Attack of the Clones – Machines Take on the Business World

A hallmark of today’s business world is the exponentially increasing amounts of data being produced. Artificial intelligence can assess, assimilate and analyze this data, empowering businesses to make better informed decisions, and predict future actions of customers, suppliers and competitors.

“Watson” sounds like a nerd, a diligent student with his nose buried in a book, and his butt buried in a library. That’s not who he is. Watson, to our minds, is a gladiator. The muscled behemoth whose strength, lightning reflexes and nimble footwork will carry the day for his master. This is presumably why DBS uses Watson to run its wealth management program, matching customer profiles with investment portfolios; and why travel company WayBlazer relies on Watson to understand customer purchase patterns to provide streamlined and bespoke travel options.

It would be a mistake to dismiss artificial intelligence as just large data processors, however. Douglas Copland, “artist in residence” at Google explains that machines are beginning to mimic human intuition at the deepest levels – natural language, hierarchical and even spiritual thinking. This is where the machines take on professionals.
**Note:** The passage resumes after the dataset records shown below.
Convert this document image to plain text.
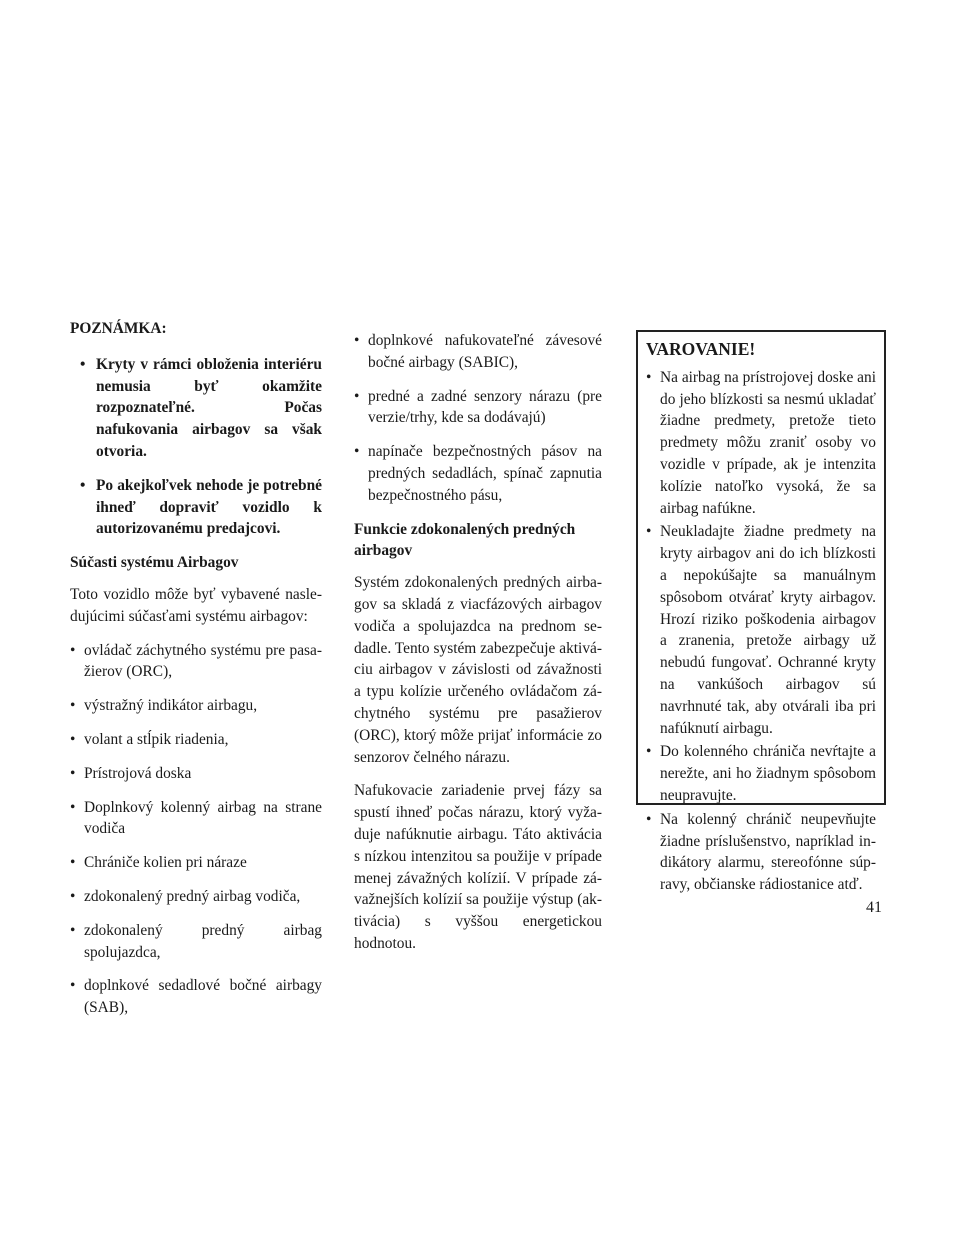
POZNÁMKA:
• Kryty v rámci obloženia interiéru nemusia byť okamžite rozpoznateľné. Počas nafukovania airbagov sa však otvoria.
• Po akejkoľvek nehode je potrebné ihneď dopraviť vozidlo k autorizovanému predajcovi.
Súčasti systému Airbagov

Toto vozidlo môže byť vybavené nasledujúcimi súčasťami systému airbagov:

• ovládač záchytného systému pre pasažierov (ORC),
• výstražný indikátor airbagu,
• volant a stĺpik riadenia,
• Prístrojová doska
• Doplnkový kolenný airbag na strane vodiča
• Chrániče kolien pri náraze
• zdokonalený predný airbag vodiča,
• zdokonalený predný airbag spolujazdca,
• doplnkové sedadlové bočné airbagy (SAB),
• doplnkové nafukovateľné závesové bočné airbagy (SABIC),
• predné a zadné senzory nárazu (pre verzie/trhy, kde sa dodávajú)
• napínače bezpečnostných pásov na predných sedadlách, spínač zapnutia bezpečnostného pásu,
Funkcie zdokonalených predných airbagov

Systém zdokonalených predných airbagov sa skladá z viacfázových airbagov vodiča a spolujazdca na prednom sedadle. Tento systém zabezpečuje aktiváciu airbagov v závislosti od závažnosti a typu kolízie určeného ovládačom záchytného systému pre pasažierov (ORC), ktorý môže prijať informácie zo senzorov čelného nárazu.

Nafukovacie zariadenie prvej fázy sa spustí ihneď počas nárazu, ktorý vyžaduje nafúknutie airbagu. Táto aktivácia s nízkou intenzitou sa použije v prípade menej závažných kolízií. V prípade závažnejších kolízií sa použije výstup (aktivácia) s vyššou energetickou hodnotou.

VAROVANIE!
• Na airbag na prístrojovej doske ani do jeho blízkosti sa nesmú ukladať žiadne predmety, pretože tieto predmety môžu zraniť osoby vo vozidle v prípade, ak je intenzita kolízie natoľko vysoká, že sa airbag nafúkne.
• Neukladajte žiadne predmety na kryty airbagov ani do ich blízkosti a nepokúšajte sa manuálnym spôsobom otvárať kryty airbagov. Hrozí riziko poškodenia airbagov a zranenia, pretože airbagy už nebudú fungovať. Ochranné kryty na vankúšoch airbagov sú navrhnuté tak, aby otvárali iba pri nafúknutí airbagu.
• Do kolenného chrániča nevŕtajte a nerežte, ani ho žiadnym spôsobom neupravujte.
• Na kolenný chránič neupevňujte žiadne príslušenstvo, napríklad indikátory alarmu, stereofónne súpravy, občianske rádiostanice atď.
41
Junior professionals, tasked with collating information and churning out work based on templates, risk becoming irrelevant against this technological onslaught. In the legal industry, for example, US-based LegalZoom provides low-cost, standardised legal documents online, allowing millions of people to create wills, incorporate businesses and register intellectual property rights. Similar open source platforms with legal document precedents and online dispute resolution software (currently resolving a yearly average of 60 million low-cost transactional disputes for websites such as Ebay and Paypal) provide commoditised, pre-packaged legal products, effectively cutting lawyers out of the supply chain.

The Empire Strikes Back – A New Hope

Richard Susskind, the legal futurist, refers to artificial intelligence and its end-applications as ‘disruptive technologies’. But it’s not just lawyers at risk. All businesses will have to adapt to disruptive technologies or risk extinction. The commoditisation of products and services across markets is one foreseeable consequence, with the machines managing a much larger portion of the grunt work required in any industry. These faster and cheaper alternatives will be a boon to end-consumers, but will displace hitherto “safe” white-collar jobs.
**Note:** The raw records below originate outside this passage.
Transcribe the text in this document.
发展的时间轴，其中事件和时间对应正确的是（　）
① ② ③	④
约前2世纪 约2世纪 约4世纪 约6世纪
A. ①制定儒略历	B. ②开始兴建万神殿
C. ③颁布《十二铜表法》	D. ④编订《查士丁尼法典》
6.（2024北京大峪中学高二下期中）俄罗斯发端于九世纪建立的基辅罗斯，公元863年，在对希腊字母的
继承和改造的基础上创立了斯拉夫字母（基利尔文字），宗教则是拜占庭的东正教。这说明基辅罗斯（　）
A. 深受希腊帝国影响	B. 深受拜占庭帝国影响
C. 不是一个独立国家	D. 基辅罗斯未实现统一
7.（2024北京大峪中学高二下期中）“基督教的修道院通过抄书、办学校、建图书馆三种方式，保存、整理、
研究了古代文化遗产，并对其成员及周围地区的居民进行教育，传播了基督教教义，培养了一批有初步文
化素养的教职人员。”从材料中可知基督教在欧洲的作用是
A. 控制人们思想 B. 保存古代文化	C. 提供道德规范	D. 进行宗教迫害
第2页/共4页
Man has one of two options: trying to remain relevant despite the machines, or evolving human skills and services to add to what the machines can do. Whichever approach a business takes, the growth of artificial intelligence will be as much a sociological shift as it is a technological one.

Robots may be able to process information more rapidly and accurately than the flawed human intellect but they remain limited in other areas. We retain an advantage by the simple fact that we are human – all forms of business will necessarily require that human input, judgment and soft skills.
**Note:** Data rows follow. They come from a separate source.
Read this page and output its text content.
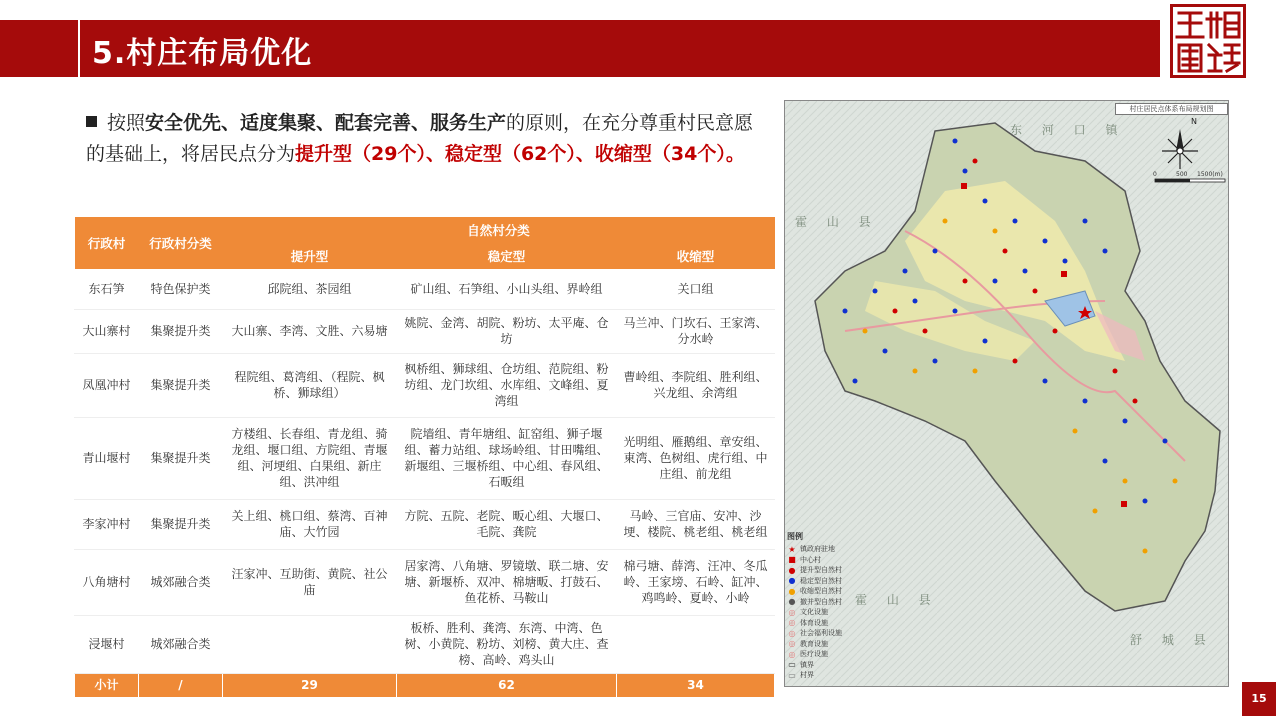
5.村庄布局优化
按照安全优先、适度集聚、配套完善、服务生产的原则，在充分尊重村民意愿的基础上，将居民点分为提升型（29个）、稳定型（62个）、收缩型（34个）。
行政村	行政村分类	自然村分类		
		提升型	稳定型	收缩型
东石笋	特色保护类	邱院组、茶园组	矿山组、石笋组、小山头组、界岭组	关口组
大山寨村	集聚提升类	大山寨、李湾、文胜、六易塘	姚院、金湾、胡院、粉坊、太平庵、仓坊	马兰冲、门坎石、王家湾、分水岭
凤凰冲村	集聚提升类	程院组、葛湾组、（程院、枫桥、狮球组）	枫桥组、狮球组、仓坊组、范院组、粉坊组、龙门坎组、水库组、文峰组、夏湾组	曹岭组、李院组、胜利组、兴龙组、余湾组
青山堰村	集聚提升类	方楼组、长春组、青龙组、骑龙组、堰口组、方院组、青堰组、河埂组、白果组、新庄组、洪冲组	院墙组、青年塘组、缸窑组、狮子堰组、蓄力站组、球场岭组、甘田嘴组、新堰组、三堰桥组、中心组、春风组、石畈组	光明组、雁鹅组、章安组、東湾、色树组、虎行组、中庄组、前龙组
李家冲村	集聚提升类	关上组、桃口组、蔡湾、百神庙、大竹园	方院、五院、老院、畈心组、大堰口、毛院、龚院	马岭、三官庙、安冲、沙埂、楼院、桃老组、桃老组
八角塘村	城郊融合类	汪家冲、互助街、黄院、社公庙	居家湾、八角塘、罗镜墩、联二塘、安塘、新堰桥、双冲、棉塘畈、打鼓石、鱼花桥、马鞍山	棉弓塘、薛湾、汪冲、冬瓜岭、王家塝、石岭、缸冲、鸡鸣岭、夏岭、小岭
浸堰村	城郊融合类		板桥、胜利、龚湾、东湾、中湾、色树、小黄院、粉坊、刘榜、黄大庄、查榜、高岭、鸡头山	
小计	/	29	62	34
村庄居民点体系布局规划图
N
0	500 1500(m)
东 河 口 镇
霍 山 县
霍 山 县
舒 城 县
图例
★ 镇政府驻地
■ 中心村
● 提升型自然村
● 稳定型自然村
● 收缩型自然村
● 撤并型自然村
◎ 文化设施
◎ 体育设施
◎ 社会福利设施
◎ 教育设施
◎ 医疗设施
▭ 镇界
▭ 村界
15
While artificial intuition can suggest strategies and provide options, being a top professional requires more. Professional judgment isn’t limited to the factual matrix, it requires an understanding of the situational psychology and human dynamic. Some situations are best resolved with a deft combination of persuasion, tact and goodwill. Computers can reliably spit out hard data, but they cannot build trust, convey empathy or communicate with body language. As we move forward, in a world increasingly populated by robots, our challenge will be to harness machine intelligence to our advantage. After all, it is surely this ability to continually evolve that sets man apart from machine.